On the evening of MCIS. I ask my parents to take me to Tower Records on Sunset. My parents said “NO” because the album was going to come out at midnight. I was so bum out about it. My kid brother ask me if it meant a lot to me if I got the album that night. I was like heck yeah! So he said we are going to get In trouble but I will take you. I said you don’t have a license. Then he said but I know it will make you happy if you get the album tonight. So he stole my dads car and he took me. Best time ever. Everyone in the parking lot was dancing and having a good time. At midnight Tower Records was playing the album in the parking lot. We stayed around till 2 maybe 2:30. But it was so worth it. I stay up all night listening to the album on repeat. It got me through really hard times. Dealing with my dads death my best friend in the hospital and dealing with suicide issues. MCIS got me to value life, my friends, and just people around me. Thank You Guys A Million. I Owe You Guys More Then You Will Ever Think!!! Forever A Pumpkin 🎃 Head…♥️

An Ode to No one

Jayde Melbourne, AU

I pinched my mum’s copy of the CD as a teen and it soon became my companion through every dark or hard time throughout the years.

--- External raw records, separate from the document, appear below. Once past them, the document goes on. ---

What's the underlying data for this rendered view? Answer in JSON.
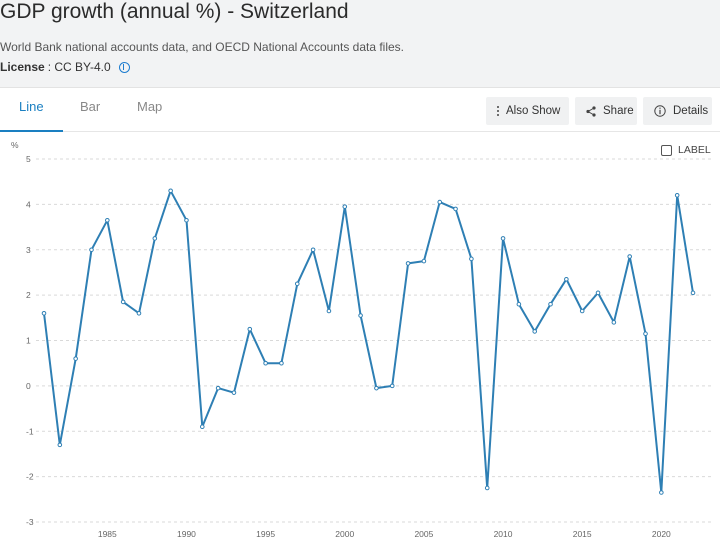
{
  "header": {
    "title": "GDP growth (annual %) - Switzerland",
    "source": "World Bank national accounts data, and OECD National Accounts data files.",
    "license_label": "License",
    "license_value": ": CC BY-4.0"
  },
  "tabs": [
    {
      "label": "Line",
      "active": true
    },
    {
      "label": "Bar",
      "active": false
    },
    {
      "label": "Map",
      "active": false
    }
  ],
  "toolbar": {
    "also_show_label": "Also Show",
    "share_label": "Share",
    "details_label": "Details"
  },
  "label_toggle": {
    "label": "LABEL",
    "checked": false
  },
  "colors": {
    "line": "#2e7fb4",
    "accent": "#1a7fc1",
    "grid": "#d9d9d9"
  },
  "chart_data": {
    "type": "line",
    "ylabel": "%",
    "ylim": [
      -3,
      5
    ],
    "yticks": [
      5,
      4,
      3,
      2,
      1,
      0,
      -1,
      -2,
      -3
    ],
    "xlim": [
      1980,
      2023
    ],
    "xticks": [
      1985,
      1990,
      1995,
      2000,
      2005,
      2010,
      2015,
      2020
    ],
    "grid": true,
    "series": [
      {
        "x": [
          1981,
          1982,
          1983,
          1984,
          1985,
          1986,
          1987,
          1988,
          1989,
          1990,
          1991,
          1992,
          1993,
          1994,
          1995,
          1996,
          1997,
          1998,
          1999,
          2000,
          2001,
          2002,
          2003,
          2004,
          2005,
          2006,
          2007,
          2008,
          2009,
          2010,
          2011,
          2012,
          2013,
          2014,
          2015,
          2016,
          2017,
          2018,
          2019,
          2020,
          2021,
          2022
        ],
        "values": [
          1.6,
          -1.3,
          0.6,
          3.0,
          3.65,
          1.85,
          1.6,
          3.25,
          4.3,
          3.65,
          -0.9,
          -0.05,
          -0.15,
          1.25,
          0.5,
          0.5,
          2.25,
          3.0,
          1.65,
          3.95,
          1.55,
          -0.05,
          0.0,
          2.7,
          2.75,
          4.05,
          3.9,
          2.8,
          -2.25,
          3.25,
          1.8,
          1.2,
          1.8,
          2.35,
          1.65,
          2.05,
          1.4,
          2.85,
          1.15,
          -2.35,
          4.2,
          2.05
        ]
      }
    ]
  }
}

It made such an impression that I have a piece of it tattooed on my body to forever remind me that “Destroy the mind, destroy the body but you cannot destroy the heart”.

Life changed at 8 years old

Melanie Keezer Huntsville, Ontario, CA

I was at my babysitters at the age of 8 watching much music and then came on a song that would be with me for life. 1979, billy singing in a car with a cute boy running around with friends.

1979 became my favorite life long song. Every scary change in my life, 1979 was there to comfort me. Moving across country after almost dying, 1979 was there. And in the best of times 1979 was there to cheer me on.

The pumpkins was what my big brother and i bonded over.